# What is the best way to graph this function?

I was given $R(x)=-1.5x^2+250x$ which represents the game systems sold and $C(x)=80x+150$ representing the cost to produce them. The restriction for $R(x)$ is $0 \leq x \leq 166$ and the restriction for $C(x)$ is $x \geq 0$.

I was also given the the equation for the profit which was $P(x)=R(x)-C(x)$, and the answer that I got was $P(x)=-1.5x^2+170x-150$.

Now I have to graph $y=P(x)$. I would just appreciate some suggestions on how to approach this or where to begin and what to find.

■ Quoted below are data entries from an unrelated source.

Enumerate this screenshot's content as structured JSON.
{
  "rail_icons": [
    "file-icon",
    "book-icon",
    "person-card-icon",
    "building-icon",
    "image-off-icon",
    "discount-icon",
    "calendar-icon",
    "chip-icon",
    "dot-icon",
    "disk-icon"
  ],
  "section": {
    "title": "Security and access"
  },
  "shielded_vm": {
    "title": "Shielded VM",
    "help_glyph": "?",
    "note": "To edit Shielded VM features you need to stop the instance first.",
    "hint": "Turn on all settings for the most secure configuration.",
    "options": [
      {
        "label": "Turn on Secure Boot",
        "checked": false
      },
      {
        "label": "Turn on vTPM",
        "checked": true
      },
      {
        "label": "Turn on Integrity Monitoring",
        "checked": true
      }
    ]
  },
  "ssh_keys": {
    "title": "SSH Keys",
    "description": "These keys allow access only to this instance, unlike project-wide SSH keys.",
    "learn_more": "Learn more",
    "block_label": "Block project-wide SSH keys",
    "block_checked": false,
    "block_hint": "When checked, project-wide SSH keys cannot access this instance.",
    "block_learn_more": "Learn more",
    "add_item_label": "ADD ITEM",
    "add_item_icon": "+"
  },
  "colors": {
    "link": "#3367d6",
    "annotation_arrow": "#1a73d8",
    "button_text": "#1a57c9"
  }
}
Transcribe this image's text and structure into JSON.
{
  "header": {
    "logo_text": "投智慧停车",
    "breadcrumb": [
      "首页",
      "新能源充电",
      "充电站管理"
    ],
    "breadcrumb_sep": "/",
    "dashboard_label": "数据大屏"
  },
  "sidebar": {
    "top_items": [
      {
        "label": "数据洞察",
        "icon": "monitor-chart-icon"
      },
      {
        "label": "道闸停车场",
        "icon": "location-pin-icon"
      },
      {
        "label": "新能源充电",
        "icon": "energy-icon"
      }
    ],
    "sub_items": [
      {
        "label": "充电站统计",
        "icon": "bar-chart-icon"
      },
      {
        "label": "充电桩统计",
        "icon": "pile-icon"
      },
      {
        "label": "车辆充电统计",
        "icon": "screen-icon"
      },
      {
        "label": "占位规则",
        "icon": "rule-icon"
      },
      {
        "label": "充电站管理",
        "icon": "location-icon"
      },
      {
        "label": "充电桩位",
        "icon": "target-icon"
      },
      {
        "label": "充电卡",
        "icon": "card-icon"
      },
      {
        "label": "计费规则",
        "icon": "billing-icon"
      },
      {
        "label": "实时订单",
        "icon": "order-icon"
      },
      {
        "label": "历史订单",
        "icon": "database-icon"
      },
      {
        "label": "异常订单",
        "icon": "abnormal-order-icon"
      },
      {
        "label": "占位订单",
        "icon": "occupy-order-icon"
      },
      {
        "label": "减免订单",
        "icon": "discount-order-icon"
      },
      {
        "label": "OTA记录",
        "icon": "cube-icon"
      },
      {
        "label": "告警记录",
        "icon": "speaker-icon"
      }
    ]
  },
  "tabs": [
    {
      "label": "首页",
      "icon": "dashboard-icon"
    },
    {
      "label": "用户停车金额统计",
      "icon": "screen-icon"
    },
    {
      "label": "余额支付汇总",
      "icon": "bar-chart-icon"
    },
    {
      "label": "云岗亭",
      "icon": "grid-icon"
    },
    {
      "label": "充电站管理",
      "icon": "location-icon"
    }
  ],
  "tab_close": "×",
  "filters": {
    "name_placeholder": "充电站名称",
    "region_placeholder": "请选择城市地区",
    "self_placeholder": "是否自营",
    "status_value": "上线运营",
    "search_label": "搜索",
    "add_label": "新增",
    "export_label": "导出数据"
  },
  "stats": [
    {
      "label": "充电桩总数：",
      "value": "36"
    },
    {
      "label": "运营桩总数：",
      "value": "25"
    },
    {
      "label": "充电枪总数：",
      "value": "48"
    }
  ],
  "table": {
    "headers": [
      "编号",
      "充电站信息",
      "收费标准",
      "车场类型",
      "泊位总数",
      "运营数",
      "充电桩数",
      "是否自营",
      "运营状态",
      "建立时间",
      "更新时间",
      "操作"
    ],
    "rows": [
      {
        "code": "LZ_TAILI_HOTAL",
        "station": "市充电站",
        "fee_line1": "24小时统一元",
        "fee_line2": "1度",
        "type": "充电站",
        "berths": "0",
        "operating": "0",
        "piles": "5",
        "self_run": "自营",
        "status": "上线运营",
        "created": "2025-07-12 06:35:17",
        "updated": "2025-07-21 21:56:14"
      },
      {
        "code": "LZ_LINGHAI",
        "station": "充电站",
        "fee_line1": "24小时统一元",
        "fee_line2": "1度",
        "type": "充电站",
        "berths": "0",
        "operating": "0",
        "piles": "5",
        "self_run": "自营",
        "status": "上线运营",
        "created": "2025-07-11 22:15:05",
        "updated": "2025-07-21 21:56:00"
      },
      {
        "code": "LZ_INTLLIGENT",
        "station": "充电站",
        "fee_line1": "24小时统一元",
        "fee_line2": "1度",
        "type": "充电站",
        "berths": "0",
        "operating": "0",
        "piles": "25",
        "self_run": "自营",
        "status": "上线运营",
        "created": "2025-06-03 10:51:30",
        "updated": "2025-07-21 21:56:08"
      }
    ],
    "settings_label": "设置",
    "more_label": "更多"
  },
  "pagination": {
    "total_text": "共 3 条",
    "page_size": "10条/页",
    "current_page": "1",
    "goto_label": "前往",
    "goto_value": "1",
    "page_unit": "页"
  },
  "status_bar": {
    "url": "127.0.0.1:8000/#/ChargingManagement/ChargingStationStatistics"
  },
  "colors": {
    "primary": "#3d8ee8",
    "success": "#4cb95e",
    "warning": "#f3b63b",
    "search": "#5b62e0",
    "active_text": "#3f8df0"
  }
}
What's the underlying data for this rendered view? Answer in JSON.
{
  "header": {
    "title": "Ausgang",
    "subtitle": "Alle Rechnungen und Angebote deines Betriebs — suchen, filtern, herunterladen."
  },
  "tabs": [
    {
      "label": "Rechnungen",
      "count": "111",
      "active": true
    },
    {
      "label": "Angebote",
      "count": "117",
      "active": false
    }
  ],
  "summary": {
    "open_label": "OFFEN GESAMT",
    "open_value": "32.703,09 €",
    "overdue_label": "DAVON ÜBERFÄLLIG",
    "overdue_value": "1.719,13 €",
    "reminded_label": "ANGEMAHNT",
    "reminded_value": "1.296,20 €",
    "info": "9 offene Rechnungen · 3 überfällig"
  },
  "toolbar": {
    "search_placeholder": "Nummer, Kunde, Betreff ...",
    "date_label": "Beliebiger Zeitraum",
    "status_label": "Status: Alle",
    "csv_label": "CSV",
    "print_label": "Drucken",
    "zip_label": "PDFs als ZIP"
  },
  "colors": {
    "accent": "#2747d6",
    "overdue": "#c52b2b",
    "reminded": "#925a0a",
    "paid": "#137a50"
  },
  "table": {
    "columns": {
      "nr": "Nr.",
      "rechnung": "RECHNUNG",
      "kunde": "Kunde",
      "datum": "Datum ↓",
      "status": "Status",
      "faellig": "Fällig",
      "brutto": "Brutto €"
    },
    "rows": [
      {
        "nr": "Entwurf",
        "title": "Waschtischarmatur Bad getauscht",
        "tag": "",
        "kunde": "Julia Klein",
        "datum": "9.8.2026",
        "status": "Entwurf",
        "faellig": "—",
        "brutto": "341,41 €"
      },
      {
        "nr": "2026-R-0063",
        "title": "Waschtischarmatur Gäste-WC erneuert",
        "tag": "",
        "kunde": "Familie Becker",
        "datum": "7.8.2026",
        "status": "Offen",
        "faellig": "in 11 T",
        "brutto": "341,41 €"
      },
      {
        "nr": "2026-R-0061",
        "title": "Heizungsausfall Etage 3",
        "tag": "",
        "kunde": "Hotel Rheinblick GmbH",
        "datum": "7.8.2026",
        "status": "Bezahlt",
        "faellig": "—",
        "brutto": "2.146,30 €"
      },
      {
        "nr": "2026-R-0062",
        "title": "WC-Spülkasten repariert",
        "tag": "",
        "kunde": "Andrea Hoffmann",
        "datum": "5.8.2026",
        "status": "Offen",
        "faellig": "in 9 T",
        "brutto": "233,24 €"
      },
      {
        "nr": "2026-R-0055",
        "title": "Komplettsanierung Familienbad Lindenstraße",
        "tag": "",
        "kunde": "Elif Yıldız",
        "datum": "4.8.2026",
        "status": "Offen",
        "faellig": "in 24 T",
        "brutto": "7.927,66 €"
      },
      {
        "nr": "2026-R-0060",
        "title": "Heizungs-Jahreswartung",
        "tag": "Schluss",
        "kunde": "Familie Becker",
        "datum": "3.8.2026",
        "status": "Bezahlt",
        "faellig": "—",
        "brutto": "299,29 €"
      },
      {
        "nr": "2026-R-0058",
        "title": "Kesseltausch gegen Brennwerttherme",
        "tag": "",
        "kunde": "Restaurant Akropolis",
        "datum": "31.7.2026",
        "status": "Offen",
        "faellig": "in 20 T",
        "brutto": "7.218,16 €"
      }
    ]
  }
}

• You want to plot by hand or by computer? – polfosol Feb 7 '17 at 6:58
• @polfosol by hand:) assuming that I calculated the profit function correctly. – coderrr Feb 7 '17 at 7:00
• If you complete the square, it becomes much more clear what the graph of your quadratic function looks like. – littleO Feb 7 '17 at 7:04
• @littleO I tried completing the square just now and I ended up with numbers in the thousands... Does this seem right? – coderrr Feb 7 '17 at 7:08

Completing the square, we get, $$P \left(x\right) = -1.5 \left(x^2 -\frac {340}{3}x +100\right)$$ $$= -1.5 \left(\left(x-\frac {170}{3}\right)^2 -\left(\frac {170}{3}\right)^2 +100\right)$$ $$= -1.5 \left(\left(x-\frac {170}{3}\right)^2 -\frac {28000}{9}\right)$$ Hope you can take it from here.